25 Als laatste van alle legerplaatsen brak het vendel van de legerplaats der Danieten op volgens hun legerscharen; aan het hoofd van het leger van Dan stond Achiëzer, de zoon van Ammisaddai;
26 aan het hoofd van het leger van de stam der Aserieten stond Pagiël, de zoon van Okran;
27 aan het hoofd van het leger van de stam der Naftalieten stond Achira, de zoon van Enan.
28 Aldus was de orde van opbreken der Israëlieten volgens hun legerscharen. En zij braken op.

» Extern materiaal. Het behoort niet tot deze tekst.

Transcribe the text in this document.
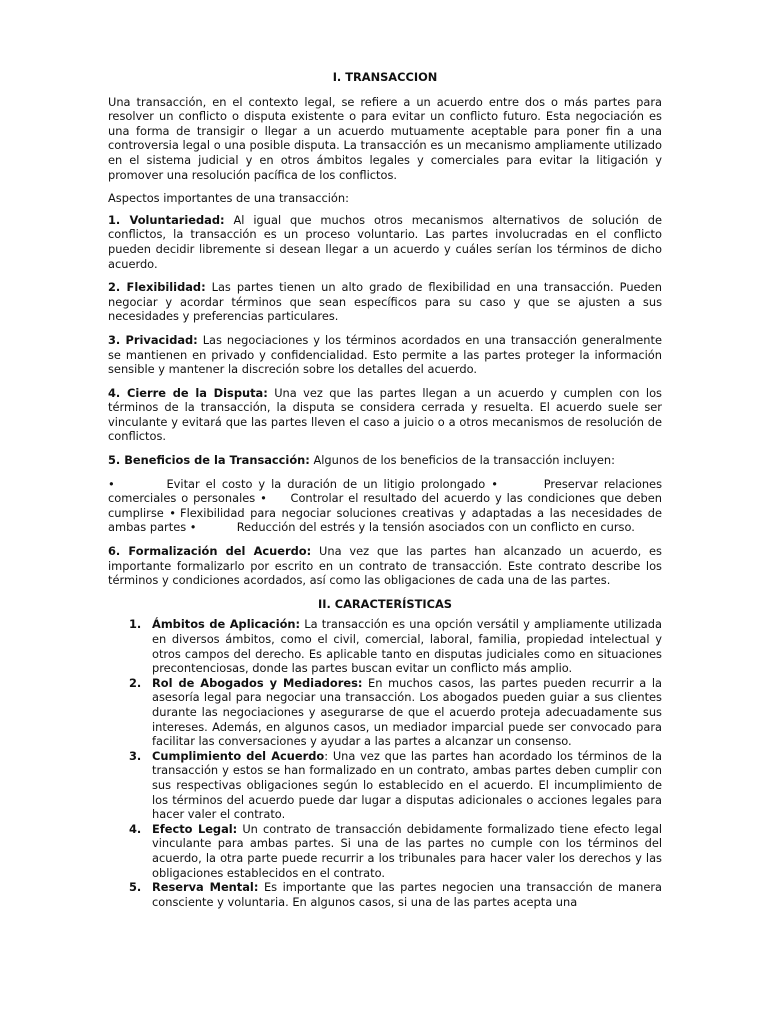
I. TRANSACCION

Una transacción, en el contexto legal, se refiere a un acuerdo entre dos o más partes para resolver un conflicto o disputa existente o para evitar un conflicto futuro. Esta negociación es una forma de transigir o llegar a un acuerdo mutuamente aceptable para poner fin a una controversia legal o una posible disputa. La transacción es un mecanismo ampliamente utilizado en el sistema judicial y en otros ámbitos legales y comerciales para evitar la litigación y promover una resolución pacífica de los conflictos.

Aspectos importantes de una transacción:

1. Voluntariedad: Al igual que muchos otros mecanismos alternativos de solución de conflictos, la transacción es un proceso voluntario. Las partes involucradas en el conflicto pueden decidir libremente si desean llegar a un acuerdo y cuáles serían los términos de dicho acuerdo.

2. Flexibilidad: Las partes tienen un alto grado de flexibilidad en una transacción. Pueden negociar y acordar términos que sean específicos para su caso y que se ajusten a sus necesidades y preferencias particulares.

3. Privacidad: Las negociaciones y los términos acordados en una transacción generalmente se mantienen en privado y confidencialidad. Esto permite a las partes proteger la información sensible y mantener la discreción sobre los detalles del acuerdo.

4. Cierre de la Disputa: Una vez que las partes llegan a un acuerdo y cumplen con los términos de la transacción, la disputa se considera cerrada y resuelta. El acuerdo suele ser vinculante y evitará que las partes lleven el caso a juicio o a otros mecanismos de resolución de conflictos.

5. Beneficios de la Transacción: Algunos de los beneficios de la transacción incluyen:

•	Evitar el costo y la duración de un litigio prolongado •	Preservar relaciones comerciales o personales • Controlar el resultado del acuerdo y las condiciones que deben cumplirse • Flexibilidad para negociar soluciones creativas y adaptadas a las necesidades de ambas partes •	Reducción del estrés y la tensión asociados con un conflicto en curso.

6. Formalización del Acuerdo: Una vez que las partes han alcanzado un acuerdo, es importante formalizarlo por escrito en un contrato de transacción. Este contrato describe los términos y condiciones acordados, así como las obligaciones de cada una de las partes.

II. CARACTERÍSTICAS
1. Ámbitos de Aplicación: La transacción es una opción versátil y ampliamente utilizada en diversos ámbitos, como el civil, comercial, laboral, familia, propiedad intelectual y otros campos del derecho. Es aplicable tanto en disputas judiciales como en situaciones precontenciosas, donde las partes buscan evitar un conflicto más amplio.
2. Rol de Abogados y Mediadores: En muchos casos, las partes pueden recurrir a la asesoría legal para negociar una transacción. Los abogados pueden guiar a sus clientes durante las negociaciones y asegurarse de que el acuerdo proteja adecuadamente sus intereses. Además, en algunos casos, un mediador imparcial puede ser convocado para facilitar las conversaciones y ayudar a las partes a alcanzar un consenso.
3. Cumplimiento del Acuerdo: Una vez que las partes han acordado los términos de la transacción y estos se han formalizado en un contrato, ambas partes deben cumplir con sus respectivas obligaciones según lo establecido en el acuerdo. El incumplimiento de los términos del acuerdo puede dar lugar a disputas adicionales o acciones legales para hacer valer el contrato.
4. Efecto Legal: Un contrato de transacción debidamente formalizado tiene efecto legal vinculante para ambas partes. Si una de las partes no cumple con los términos del acuerdo, la otra parte puede recurrir a los tribunales para hacer valer los derechos y las obligaciones establecidos en el contrato.
5. Reserva Mental: Es importante que las partes negocien una transacción de manera consciente y voluntaria. En algunos casos, si una de las partes acepta una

29 Toen zeide Mozes tot Chobab, de zoon van de Midjaniet Reüel, de schoonvader van Mozes: Wij trekken op naar de plaats waarvan de Here gezegd heeft: Ik zal u haar geven; ga met ons, dan zullen wij u weldoen, want de Here heeft het goede gesproken over Israël.
30 Hij echter zeide tot hem: Neen, maar ik wil naar mijn land en naar mijn verwanten gaan.
31 Hij nu zeide: Wil ons toch niet verlaten, want gij weet immers, hoe wij ons in de woestijn moeten legeren, en gij kunt ons tot ogen dienen.
32 Indien gij nu met ons medegaat, en wanneer het goede er zal zijn, waarmede de Here ons zal weldoen, dan zullen wij u weldoen.
33 Toen braken zij op van de berg des Heren en trokken drie dagreizen ver, terwijl de ark van het verbond des Heren vóór hen uit optrok, drie dagreizen ver, om voor hen een rustplaats te zoeken.
34 En de wolk des Heren was overdag boven hen, wanneer zij uit de legerplaats opbraken.
35 Wanneer nu de ark opbrak, zeide Mozes: Sta op, Here, opdat uw vijanden verstrooid worden en uw haters van uw aangezicht wegvluchten.
36 En wanneer zij bleef rusten, zeide hij: Keer weder, Here, tot de tienduizenden der duizenden Israëls.